10) CI in minutes (GitHub Actions)

name: ci
on:
  pull_request:
  push:
    branches: [ main ]
jobs:
  test-js:
    runs-on: ubuntu-latest
    steps:
      - uses: actions/checkout@v4
      - uses: actions/setup-node@v4
        with:
          node-version: 20
      - run: npm ci
      - run: npx jest --ci --reporters=default --coverage
  test-py:
    runs-on: ubuntu-latest
    steps:
      - uses: actions/checkout@v4
      - uses: actions/setup-python@v5
        with:
          python-version: '3.11'
      - run: pip install -r requirements.txt || true
      - run: pip install pytest
      - run: pytest -q

Speed tips:

  • Cache dependencies with setup actions cache inputs
  • Split jobs by area (unit, integration)
  • Run affected tests only using path filters or a test selection tool

11) Flaky test checklist

  • Are you waiting for a timer or a fixed sleep? Replace with an event or poll with timeout
  • Does the test depend on real time, rand, or global state?
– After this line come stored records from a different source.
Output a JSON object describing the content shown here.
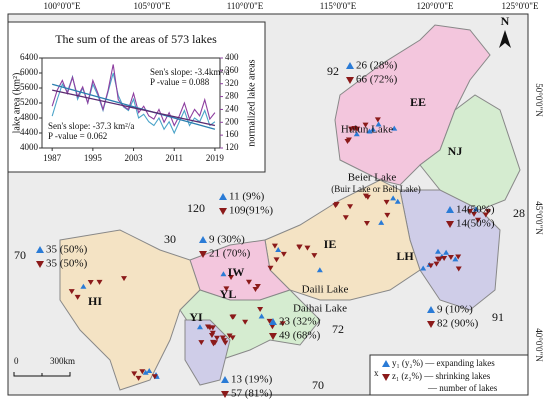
{
  "chart_data": {
    "type": "line",
    "title": "The sum of the areas of 573 lakes",
    "y_label": "lake area (km²)",
    "y2_label": "normalized lake areas",
    "x": [
      1987,
      1988,
      1989,
      1990,
      1991,
      1992,
      1993,
      1994,
      1995,
      1996,
      1997,
      1998,
      1999,
      2000,
      2001,
      2002,
      2003,
      2004,
      2005,
      2006,
      2007,
      2008,
      2009,
      2010,
      2011,
      2012,
      2013,
      2014,
      2015,
      2016,
      2017,
      2018,
      2019
    ],
    "series": [
      {
        "color": "#4aa3c8",
        "values": [
          4850,
          5300,
          5700,
          5500,
          5900,
          5300,
          5600,
          5200,
          5700,
          5400,
          5000,
          5500,
          6000,
          5400,
          5100,
          5000,
          5300,
          4800,
          4900,
          4700,
          4600,
          4800,
          4500,
          4700,
          4400,
          4700,
          5000,
          4600,
          4800,
          4700,
          5000,
          4600,
          4700
        ]
      },
      {
        "color": "#8e3fa0",
        "axis": "y2",
        "values": [
          250,
          300,
          330,
          290,
          340,
          280,
          310,
          260,
          330,
          290,
          240,
          300,
          380,
          270,
          250,
          240,
          290,
          230,
          250,
          220,
          210,
          240,
          200,
          230,
          190,
          220,
          260,
          210,
          240,
          220,
          270,
          210,
          230
        ]
      }
    ],
    "trends": [
      {
        "color": "#2b7fb0",
        "x": [
          1987,
          2019
        ],
        "values": [
          5700,
          4500
        ]
      },
      {
        "color": "#5a2a70",
        "axis": "y2",
        "x": [
          1987,
          2019
        ],
        "values": [
          300,
          190
        ]
      }
    ],
    "annotations": [
      "Sen's slope: -3.4km²/a",
      "P -value = 0.088",
      "Sen's slope: -37.3 km²/a",
      "P -value = 0.062"
    ],
    "xlim": [
      1985,
      2020
    ],
    "xticks": [
      1987,
      1995,
      2003,
      2011,
      2019
    ],
    "ylim": [
      4000,
      6400
    ],
    "yticks": [
      4000,
      4400,
      4800,
      5200,
      5600,
      6000,
      6400
    ],
    "y2lim": [
      120,
      400
    ],
    "y2ticks": [
      120,
      160,
      200,
      240,
      280,
      320,
      360,
      400
    ]
  },
  "map": {
    "lon_labels": [
      "100°0'0\"E",
      "105°0'0\"E",
      "110°0'0\"E",
      "115°0'0\"E",
      "120°0'0\"E",
      "125°0'0\"E"
    ],
    "lat_labels": [
      "50°0'0\"N",
      "45°0'0\"N",
      "40°0'0\"N"
    ],
    "regions": [
      "EE",
      "NJ",
      "IE",
      "LH",
      "IW",
      "HI",
      "YL",
      "YI"
    ],
    "lakes": [
      "Hulun Lake",
      "Beier Lake",
      "(Buir Lake or Bell Lake)",
      "Daili Lake",
      "Daihai Lake"
    ],
    "groups": [
      {
        "count": 92,
        "expanding": "26 (28%)",
        "shrinking": "66 (72%)"
      },
      {
        "count": 120,
        "expanding": "11 (9%)",
        "shrinking": "109(91%)"
      },
      {
        "count": 30,
        "expanding": "9 (30%)",
        "shrinking": "21 (70%)"
      },
      {
        "count": 70,
        "expanding": "35 (50%)",
        "shrinking": "35 (50%)"
      },
      {
        "count": 28,
        "expanding": "14(50%)",
        "shrinking": "14(50%)"
      },
      {
        "count": 91,
        "expanding": "9 (10%)",
        "shrinking": "82 (90%)"
      },
      {
        "count": 72,
        "expanding": "23 (32%)",
        "shrinking": "49 (68%)"
      },
      {
        "count": 70,
        "expanding": "13 (19%)",
        "shrinking": "57 (81%)"
      }
    ],
    "legend": {
      "x": "x",
      "expanding": "y₁ (y₂%) — expanding lakes",
      "shrinking": "z₁ (z₂%) — shrinking lakes",
      "count": "— number of lakes"
    },
    "scale": [
      "0",
      "300km"
    ],
    "north": "N"
  }
}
Inject and control them
  • Is there shared data across tests? Reset between tests
  • Do tests run reliably on a slow CI runner? Add generous timeouts and clear diagnostics
  • External services: mock them or run local emulators

12) Day one checklist

  • Unit tests run locally with one command
  • A couple of integration tests cover the critical path
  • Deterministic time and id generation in tests
  • Factories replace ad hoc data
  • CI runs tests on every PR in under 10 minutes

Ship it. The best test suite is the one you actually run every time.